Just finished my Jamberry and it is SO GOOD! If any of you would like some of my jam recipes, I'll be glad to share. I know not everyone likes to can, but some of you do. I've been doing it for 30 years now. I think it's fun to make jelly and jam. The jars just look like jewels glistening in my cupboard!
Vickie....I wish I could make that jam. My hands couldn't do it anymore. Enjoy it for me!!! If you send the recipes I may pass them on to my daughter, Jamie. She likes to do things like that!
That book sounds so good!! I would love it...but...I think I should hold off until my issues can handle it. You are right about that!!
Have a good evening. I hope you had a bit of time for yourself. I picture you out on your porch crocheting or coloring. I wish I was sitting there coloring with you!!
Have a good evening...I hope things are better with your mom.
Loads of love and many hugs...connie d
Good morning Mary and everyone.....
Mary...I am glad you got a post to us today!! I think it is this site because the same thing has happened to me many times!! It is so frustrating!!
I am so sorry about the loss of your Uncle Jack. I am glad he made sure there was a executor that would take good care of his daughter. I feel so bad for her. Waking up and realizing she is alone now. That will be very hard for her. I will be keeping her in my prayers.
Jim had another tap...WOW 11 liters...that is a lot!!! I agree he should be notifying his doctor about the pain. That doesn't seem right. I hope he starts taking that diet seriously this time! You take good care of yourself sweetie!!! We don't need anything happening to you!! I say a prayer for you every day!
As for me..... I am doing okay. Same pain another day!
Today am taking a bus to Target. I just need to get out of here for a little while. I need Pure Protein Bars as I am out now. I need a few other things too. They are picking me up at 1:00.
The temp is 72 and low humidity so I left windows open last night. By noon it will be much warmer and higher humidity again. I will have to shut the windows by noon at the latest. Right now it feels good!

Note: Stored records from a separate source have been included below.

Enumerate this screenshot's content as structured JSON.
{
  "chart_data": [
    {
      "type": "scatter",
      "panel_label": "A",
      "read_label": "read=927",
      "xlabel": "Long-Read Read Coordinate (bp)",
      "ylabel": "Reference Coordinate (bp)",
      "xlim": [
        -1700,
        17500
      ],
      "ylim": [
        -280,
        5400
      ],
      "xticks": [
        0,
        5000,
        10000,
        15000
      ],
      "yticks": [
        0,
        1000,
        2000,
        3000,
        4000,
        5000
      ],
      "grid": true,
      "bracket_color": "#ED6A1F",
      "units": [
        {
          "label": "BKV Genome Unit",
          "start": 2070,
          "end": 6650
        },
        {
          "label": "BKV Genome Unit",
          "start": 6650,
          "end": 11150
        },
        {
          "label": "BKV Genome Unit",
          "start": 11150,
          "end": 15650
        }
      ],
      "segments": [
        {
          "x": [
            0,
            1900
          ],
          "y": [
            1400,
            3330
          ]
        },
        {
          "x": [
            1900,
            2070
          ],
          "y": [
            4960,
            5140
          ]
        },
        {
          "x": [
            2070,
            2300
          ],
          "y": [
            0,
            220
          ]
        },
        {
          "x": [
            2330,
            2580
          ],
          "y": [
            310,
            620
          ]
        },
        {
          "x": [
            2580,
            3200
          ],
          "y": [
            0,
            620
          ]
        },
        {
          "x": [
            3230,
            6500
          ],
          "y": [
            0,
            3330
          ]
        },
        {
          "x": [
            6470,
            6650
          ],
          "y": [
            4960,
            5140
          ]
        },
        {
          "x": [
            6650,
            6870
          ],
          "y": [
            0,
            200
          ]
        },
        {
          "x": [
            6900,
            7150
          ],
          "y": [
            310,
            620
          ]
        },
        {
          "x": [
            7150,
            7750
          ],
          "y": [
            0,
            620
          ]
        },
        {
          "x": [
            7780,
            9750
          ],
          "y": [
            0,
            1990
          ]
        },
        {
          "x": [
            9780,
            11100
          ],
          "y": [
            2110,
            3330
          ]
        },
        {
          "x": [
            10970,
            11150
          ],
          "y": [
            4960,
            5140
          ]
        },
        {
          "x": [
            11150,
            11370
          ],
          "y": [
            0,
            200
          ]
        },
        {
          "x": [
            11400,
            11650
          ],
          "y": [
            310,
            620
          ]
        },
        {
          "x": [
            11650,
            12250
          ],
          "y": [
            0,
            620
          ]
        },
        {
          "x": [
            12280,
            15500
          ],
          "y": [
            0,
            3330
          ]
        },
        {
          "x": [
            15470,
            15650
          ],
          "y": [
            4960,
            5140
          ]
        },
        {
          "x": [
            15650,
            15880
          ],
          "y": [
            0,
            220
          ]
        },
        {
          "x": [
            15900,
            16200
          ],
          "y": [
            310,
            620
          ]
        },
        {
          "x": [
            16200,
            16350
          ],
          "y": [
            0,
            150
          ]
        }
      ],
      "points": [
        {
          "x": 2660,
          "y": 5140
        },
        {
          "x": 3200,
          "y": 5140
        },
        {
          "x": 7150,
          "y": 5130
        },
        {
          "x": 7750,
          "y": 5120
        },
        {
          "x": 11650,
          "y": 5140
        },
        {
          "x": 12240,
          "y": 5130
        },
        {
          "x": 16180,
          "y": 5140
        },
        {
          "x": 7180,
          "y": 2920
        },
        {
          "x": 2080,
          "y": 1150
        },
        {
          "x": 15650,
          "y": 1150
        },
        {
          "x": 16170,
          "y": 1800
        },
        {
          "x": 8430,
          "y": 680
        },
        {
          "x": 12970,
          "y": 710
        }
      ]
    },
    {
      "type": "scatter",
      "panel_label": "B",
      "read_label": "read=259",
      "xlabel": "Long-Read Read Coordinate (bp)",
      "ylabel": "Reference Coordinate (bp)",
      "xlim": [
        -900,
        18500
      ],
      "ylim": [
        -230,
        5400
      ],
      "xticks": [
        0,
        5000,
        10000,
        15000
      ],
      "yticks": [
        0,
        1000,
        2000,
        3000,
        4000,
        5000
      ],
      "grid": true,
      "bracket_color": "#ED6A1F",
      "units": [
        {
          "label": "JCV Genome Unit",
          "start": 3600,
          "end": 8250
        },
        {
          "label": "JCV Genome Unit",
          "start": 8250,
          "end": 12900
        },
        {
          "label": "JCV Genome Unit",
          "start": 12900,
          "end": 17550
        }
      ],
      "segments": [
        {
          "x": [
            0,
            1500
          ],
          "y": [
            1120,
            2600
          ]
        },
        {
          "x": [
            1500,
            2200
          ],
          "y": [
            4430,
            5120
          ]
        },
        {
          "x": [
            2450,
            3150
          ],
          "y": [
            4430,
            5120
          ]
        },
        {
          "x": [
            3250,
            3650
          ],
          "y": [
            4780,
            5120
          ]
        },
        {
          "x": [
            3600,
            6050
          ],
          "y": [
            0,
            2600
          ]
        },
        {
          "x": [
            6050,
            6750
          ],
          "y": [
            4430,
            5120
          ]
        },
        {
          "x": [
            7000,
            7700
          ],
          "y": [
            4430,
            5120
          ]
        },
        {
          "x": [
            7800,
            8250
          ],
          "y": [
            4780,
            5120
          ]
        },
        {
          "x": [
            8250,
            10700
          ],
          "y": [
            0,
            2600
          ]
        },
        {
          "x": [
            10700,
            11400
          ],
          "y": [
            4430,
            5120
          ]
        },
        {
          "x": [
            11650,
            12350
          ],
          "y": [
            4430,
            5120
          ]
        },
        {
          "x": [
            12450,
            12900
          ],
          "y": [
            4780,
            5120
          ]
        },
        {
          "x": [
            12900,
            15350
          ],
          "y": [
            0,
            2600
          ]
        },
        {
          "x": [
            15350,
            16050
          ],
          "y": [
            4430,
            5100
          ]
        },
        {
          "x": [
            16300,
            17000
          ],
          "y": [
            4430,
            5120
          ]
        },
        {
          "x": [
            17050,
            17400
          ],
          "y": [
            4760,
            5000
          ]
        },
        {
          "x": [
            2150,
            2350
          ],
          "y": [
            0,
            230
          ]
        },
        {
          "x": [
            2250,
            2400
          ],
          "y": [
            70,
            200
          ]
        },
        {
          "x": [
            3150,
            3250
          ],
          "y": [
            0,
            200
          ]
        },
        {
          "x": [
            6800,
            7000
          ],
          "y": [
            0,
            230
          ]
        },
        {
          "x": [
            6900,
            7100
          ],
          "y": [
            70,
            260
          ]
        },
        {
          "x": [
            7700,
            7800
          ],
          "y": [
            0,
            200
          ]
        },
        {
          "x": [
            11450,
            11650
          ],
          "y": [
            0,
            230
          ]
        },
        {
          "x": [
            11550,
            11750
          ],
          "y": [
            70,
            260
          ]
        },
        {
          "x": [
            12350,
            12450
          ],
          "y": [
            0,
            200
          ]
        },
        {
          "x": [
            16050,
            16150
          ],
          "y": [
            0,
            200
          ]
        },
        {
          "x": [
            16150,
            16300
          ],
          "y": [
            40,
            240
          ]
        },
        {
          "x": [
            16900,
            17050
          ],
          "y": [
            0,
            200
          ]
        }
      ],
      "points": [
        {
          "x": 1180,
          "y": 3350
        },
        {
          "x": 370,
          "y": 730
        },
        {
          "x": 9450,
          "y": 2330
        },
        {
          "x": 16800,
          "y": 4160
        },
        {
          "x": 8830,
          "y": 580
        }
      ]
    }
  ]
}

I will check back in later today. I love you all!!
Special prayers for Vickie, Judy and Judy's sister Bonnie and a few others as well.
Prayers for our amazing OFF Family and their families.
Loads of love and bushels of hugs to all....connie d
Connie...its MUGGY here today and its only 81* out!!! Sitting here wanting to go to the fair...its one we have not gone to and I so want to go to it...but do I want to walk around and SWEAT???
Checked the weather for Saturday for Ludington Michigan...not good. 60% chance of Tstorms!! Sent a text to David and he said its been changing everyday...so Pray it is NICE!!! DAMIT!!!!!! He so deserves this fishing trip with the guys!!!!
No word on my sister...guess I have to call her...
HUGSSSSSSSSS
Judy...I have been watching your weather and Ludington, Michigan. It has been changing same here....I wish I had a good weather person like you have!! I will keep praying that the rain holds off until later in the evening. What time is the wedding?
I will be thinking of you all day!!!